Dolce & Gabbana was the biggest winner at Kourtney Kardashian and Travis Barker’s lavish wedding in Italy.
The Italian luxury label’s stamp was all over the couple’s Portofino nuptials last weekend, with the happy couple spending time on the designers’ yacht, exchanging “I dos” at the Dolce & Gabbana-owned Villa Olivetta and ferrying guests to and fro in boats upholstered in the fashion house’s signature prints.
And Dolce & Gabbana outfitted not just the bride and groom, but also the entire Kardashian-Jenner family throughout the weekend, providing a series of archival designs for sisters Kim, Khloé, Kylie and Kendall and matriarch Kris, and even matching bridesmaid and ring bearer looks for Kourtney and Travis’ children.

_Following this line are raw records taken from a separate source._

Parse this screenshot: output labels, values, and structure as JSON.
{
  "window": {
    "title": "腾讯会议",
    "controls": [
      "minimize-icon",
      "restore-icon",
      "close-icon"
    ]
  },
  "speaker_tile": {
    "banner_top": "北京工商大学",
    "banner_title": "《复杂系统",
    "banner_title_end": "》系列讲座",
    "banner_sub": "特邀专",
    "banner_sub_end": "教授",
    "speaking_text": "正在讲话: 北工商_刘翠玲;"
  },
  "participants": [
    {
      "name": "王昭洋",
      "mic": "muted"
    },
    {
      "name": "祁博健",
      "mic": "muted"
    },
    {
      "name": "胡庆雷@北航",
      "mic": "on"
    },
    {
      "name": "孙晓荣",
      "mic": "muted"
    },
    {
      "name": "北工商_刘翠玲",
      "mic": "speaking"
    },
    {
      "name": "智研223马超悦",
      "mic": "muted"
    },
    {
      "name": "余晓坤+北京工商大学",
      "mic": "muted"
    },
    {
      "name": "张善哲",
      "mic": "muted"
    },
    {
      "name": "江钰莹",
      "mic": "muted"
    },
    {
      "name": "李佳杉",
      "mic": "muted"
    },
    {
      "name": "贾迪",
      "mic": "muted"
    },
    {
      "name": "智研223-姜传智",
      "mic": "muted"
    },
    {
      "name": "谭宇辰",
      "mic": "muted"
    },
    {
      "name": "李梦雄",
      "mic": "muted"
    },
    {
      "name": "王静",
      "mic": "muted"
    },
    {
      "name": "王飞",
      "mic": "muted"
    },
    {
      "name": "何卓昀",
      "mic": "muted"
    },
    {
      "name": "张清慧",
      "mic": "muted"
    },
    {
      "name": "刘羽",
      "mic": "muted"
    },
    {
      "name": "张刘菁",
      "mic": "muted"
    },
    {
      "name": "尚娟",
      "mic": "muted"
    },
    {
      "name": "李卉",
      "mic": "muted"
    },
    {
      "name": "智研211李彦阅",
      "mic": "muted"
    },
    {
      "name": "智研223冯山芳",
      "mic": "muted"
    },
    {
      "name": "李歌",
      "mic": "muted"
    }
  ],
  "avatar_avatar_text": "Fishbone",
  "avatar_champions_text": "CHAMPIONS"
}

While the brand was quick to shut down reports that it had sponsored the festivities — “the designers were happy to host this very special occasion,” a rep for Dolce & Gabbana tells Page Six Style — the wedding has already earned the company a whopping $25.4 million in media impact value, according to brand performance firm Launchmetrics, more than half of the total $47 million generated by the event thus far.
“Media impact value is how we assign a monetary value to brand performance. It calculates the value of every post, every interaction, every article,” Launchmetrics CMO Alison Bringé tells us, adding that since it’s only been a few days since Kravis tied the knot, these numbers are “super preliminary” and will continue to grow over the course of the week.
“It’s a crazy amount of media impact value for the first 24 [or so] hours,” she adds, pointing to Priyanka Chopra and Nick Jonas’ 2018 nuptials in India — which spanned multiple days and similarly included endless outfit changes — for comparison.
“When we measured [their wedding] at a high point, it was $91 million,” Bringé continues, adding that Ralph Lauren generated almost $22 million of that value by dressing Chopra and Jonas for their ceremony — a number Dolce & Gabbana has already surpassed with the Kravis nuptials.
Much of that impact, of course, stems from the famous family’s staggering social media presence; combined, the Kardashian-Jenners have amassed more than 1.2 billion Instagram followers. Add to that the tidal wave of press coverage that accompanies any Kardashian social post or public outing, and it’s easy to see why reality TV’s first family is incredibly attractive to fashion brands.
Or at least fashion brands that aren’t afraid of a little controversy. For all their fans and followers, after all, the Kardashians have been accused of everything from cultural appropriation to faking their net worth to perpetuating unattainable standards of beauty; even the Kravis wedding itself is ruffling feathers. And in that sense, Dolce & Gabbana might just be their perfect partner.
The label’s eponymous designers have faced a series of scandals themselves. In 2015, they made offensive comments about gay adoption and IVF — the very fertility treatment, incidentally, that Kourtney and Travis are currently using to expand their family — before later acknowledging their “inappropriate” remarks.
And in 2018, Dolce & Gabbana released a racially insensitive video ad ahead of its (later canceled) fashion show in Shanghai.
But just like the Kardashians, who time and time again have managed to bounce back from their various controversies, it seems Dolce & Gabbana can’t be canceled. The label’s continued to have a strong presence on the red carpet, dressing stars for the 2022 Oscars, Grammys, Met Gala and Cannes Film Festival.
And now, it’s “hosted” one of the biggest celebrity weddings of the year — albeit for the family co-founder Stefano Gabbana once dubbed “the most cheap people in the world.”
Seems there’s millions of reasons he’d have changed his mind since.